Emerging markets could prove a problem for hedge funds, as it can be difficult to hedge to cover exposure when times are difficult, says Reuters. That's because not only are the markets very illiquid in times of turmoil, but they also have derivatives markets that are not as well developed as they are here. That criticism will no doubt add venom to Luke Johnson's own tirade against hedge funds in The Sunday Telegraph.
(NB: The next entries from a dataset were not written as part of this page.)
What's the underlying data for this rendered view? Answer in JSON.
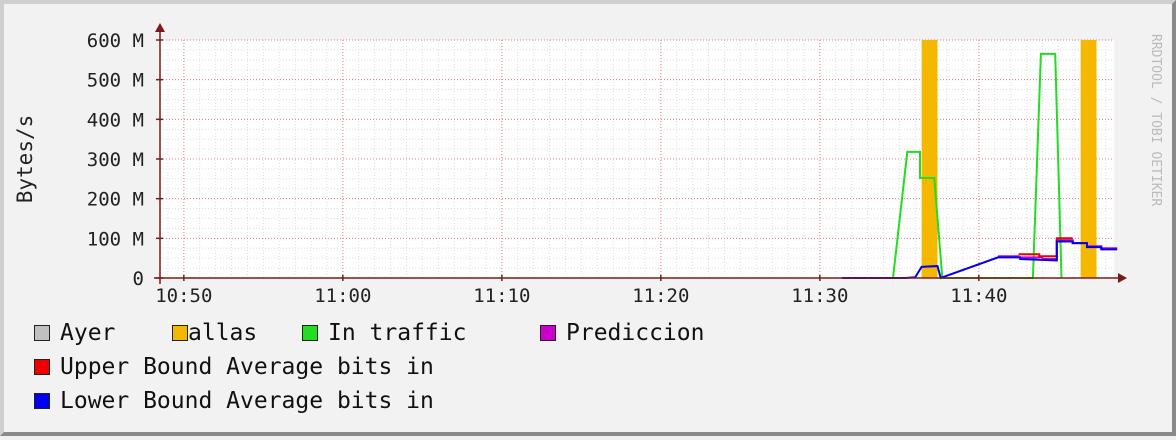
{
  "chart_data": {
    "type": "line",
    "ylabel": "Bytes/s",
    "watermark": "RRDTOOL / TOBI OETIKER",
    "y_ticks": [
      {
        "v": 0,
        "label": "0"
      },
      {
        "v": 100,
        "label": "100 M"
      },
      {
        "v": 200,
        "label": "200 M"
      },
      {
        "v": 300,
        "label": "300 M"
      },
      {
        "v": 400,
        "label": "400 M"
      },
      {
        "v": 500,
        "label": "500 M"
      },
      {
        "v": 600,
        "label": "600 M"
      }
    ],
    "x_ticks": [
      {
        "v": 0,
        "label": "10:50"
      },
      {
        "v": 10,
        "label": "11:00"
      },
      {
        "v": 20,
        "label": "11:10"
      },
      {
        "v": 30,
        "label": "11:20"
      },
      {
        "v": 40,
        "label": "11:30"
      },
      {
        "v": 50,
        "label": "11:40"
      }
    ],
    "xlim": [
      -1.5,
      58.5
    ],
    "ylim": [
      0,
      600
    ],
    "grid": true,
    "legend_position": "bottom",
    "series": [
      {
        "name": "Ayer",
        "color": "#c0c0c0",
        "kind": "none",
        "points": []
      },
      {
        "name": "allas",
        "color": "#f5b800",
        "kind": "bars",
        "bars": [
          [
            46.4,
            47.4
          ],
          [
            56.4,
            57.4
          ]
        ],
        "top": 600
      },
      {
        "name": "In traffic",
        "color": "#22dd22",
        "kind": "line",
        "points": [
          [
            41.4,
            0
          ],
          [
            44.6,
            0
          ],
          [
            45.5,
            318
          ],
          [
            46.3,
            318
          ],
          [
            46.3,
            252
          ],
          [
            47.2,
            252
          ],
          [
            47.7,
            0
          ],
          [
            53.4,
            0
          ],
          [
            53.9,
            565
          ],
          [
            54.8,
            565
          ],
          [
            55.2,
            0
          ]
        ]
      },
      {
        "name": "Prediccion",
        "color": "#cc00cc",
        "kind": "line",
        "points": [
          [
            51.2,
            55
          ],
          [
            52.5,
            55
          ],
          [
            52.5,
            52
          ],
          [
            54.0,
            52
          ],
          [
            54.0,
            48
          ],
          [
            54.9,
            48
          ],
          [
            54.9,
            95
          ],
          [
            55.9,
            95
          ],
          [
            55.9,
            88
          ],
          [
            56.8,
            88
          ],
          [
            56.8,
            80
          ],
          [
            57.7,
            80
          ],
          [
            57.7,
            75
          ],
          [
            58.7,
            75
          ]
        ]
      },
      {
        "name": "Upper Bound Average bits in",
        "color": "#ee0000",
        "kind": "line",
        "points": [
          [
            52.5,
            60
          ],
          [
            53.8,
            60
          ],
          [
            53.8,
            55
          ],
          [
            54.9,
            55
          ],
          [
            54.9,
            100
          ],
          [
            55.9,
            100
          ]
        ]
      },
      {
        "name": "Lower Bound Average bits in",
        "color": "#0000ee",
        "kind": "line",
        "points": [
          [
            41.4,
            0
          ],
          [
            45.4,
            0
          ],
          [
            46.0,
            2
          ],
          [
            46.4,
            28
          ],
          [
            47.4,
            30
          ],
          [
            47.6,
            0
          ],
          [
            51.2,
            52
          ],
          [
            52.6,
            52
          ],
          [
            52.6,
            48
          ],
          [
            54.9,
            44
          ],
          [
            54.9,
            92
          ],
          [
            55.9,
            92
          ],
          [
            55.9,
            88
          ],
          [
            56.8,
            88
          ],
          [
            56.8,
            78
          ],
          [
            57.7,
            78
          ],
          [
            57.7,
            72
          ],
          [
            58.7,
            72
          ]
        ]
      }
    ]
  }
}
Comparing hedge funds to the JP Morgan Fleming Mercantile Investment Trust, he says how the latter adheres to London Stock Exchange listing rulings, is audited by PriceWaterhouseCoopers and has a manager fully regulated by the Financial Services Authority. "No hedge fund can offer the same degree of real scrutiny and protection."
In addition, with fees of 0.5% of its market capitalisation, it is much cheaper than most hedge funds, where on top of a 2% commission you'll pay around 20% commission when the fund outperforms.
So why are people attracted to them? Johnson reckons it's because of the secrecy surrounding them, "with the implication that they have rare tricks that enable them to produce extraordinary returns". In reality, "hedge funds make their managers huge profits, so they can afford to bribe private bankers and others to push their products". At the end of the day, in the long run, "common sense investing beats smoke-and-mirrors tactics" every time.